Bacillus amyloliquefaciens as an excellent agent for biofertilizer and biocontrol in agriculture: An overview for its mechanisms

Bacillus amyloliquefaciens (BA) is one of the most promising bacteria for plant growth promotion (PGP) without harmful side effects. As an excellent agent for biofertilizer and biocontrol in agriculture, the PGP mechanisms of BA have been studied extensively. However, these studies have been rarely summarized, although it could hinder a better understanding of BA strains' potential mechanisms and application in agriculture and other fields. Hence, we reviewed in this work the PGP mechanisms of BA and the current limits of BA application in agriculture. First, BA can improve soil nutrient availability, including improving nitrogen supply, solubilizing phosphate and potassium, and producing siderophores. Second, BA can change the soil microbial community and improve the availability of minerals and plant growth conditions. Third, BA can secrete hormones and volatile organic compounds (VOCs) associated with plant cell growth and root development and further improve nutrient uptake by plants.

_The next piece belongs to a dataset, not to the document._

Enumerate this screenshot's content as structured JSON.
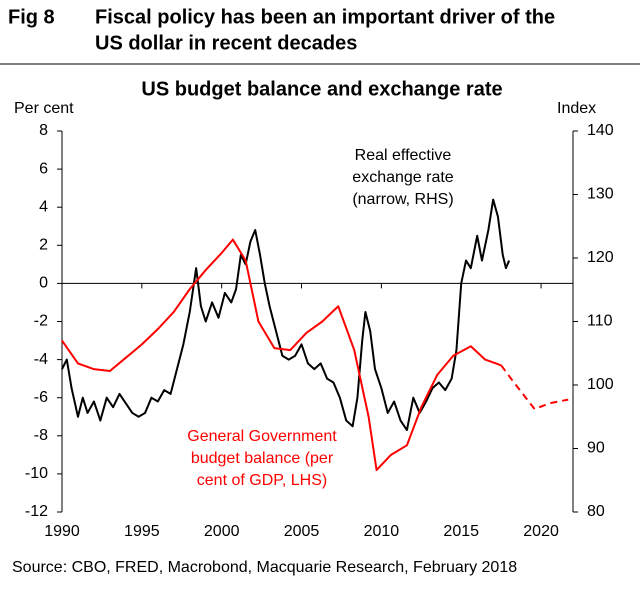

Fourth, BA can enhance plant resistance against biotic stresses from soil pathogens through competition of niches and nutrients, producing substances such as cyclic lipopeptides, polyketides, and VOCs to antagonize pathogens directly, and induction of system resistance of the plants. Similarly, inoculation with BA can promote plant growth by inducing systematic tolerance to abiotic stresses by leading to genetic, chemical, and physical changes in the host plant. We further suggested that, in future studies, more attention should be paid to nutrient uptake mechanisms of plants with advanced techniques in different soil conditions and fields.

Automated summary

This review discusses the plant growth promotion (PGP) mechanisms of Bacillus amyloliquefaciens (BA) and its current limitations in agriculture. BA can improve soil nutrient availability, change soil microbial community, secrete hormones and volatile organic compounds (VOCs), and enhance plant resistance against biotic and abiotic stresses. Future studies should focus on the nutrient uptake mechanisms of plants in different soil conditions.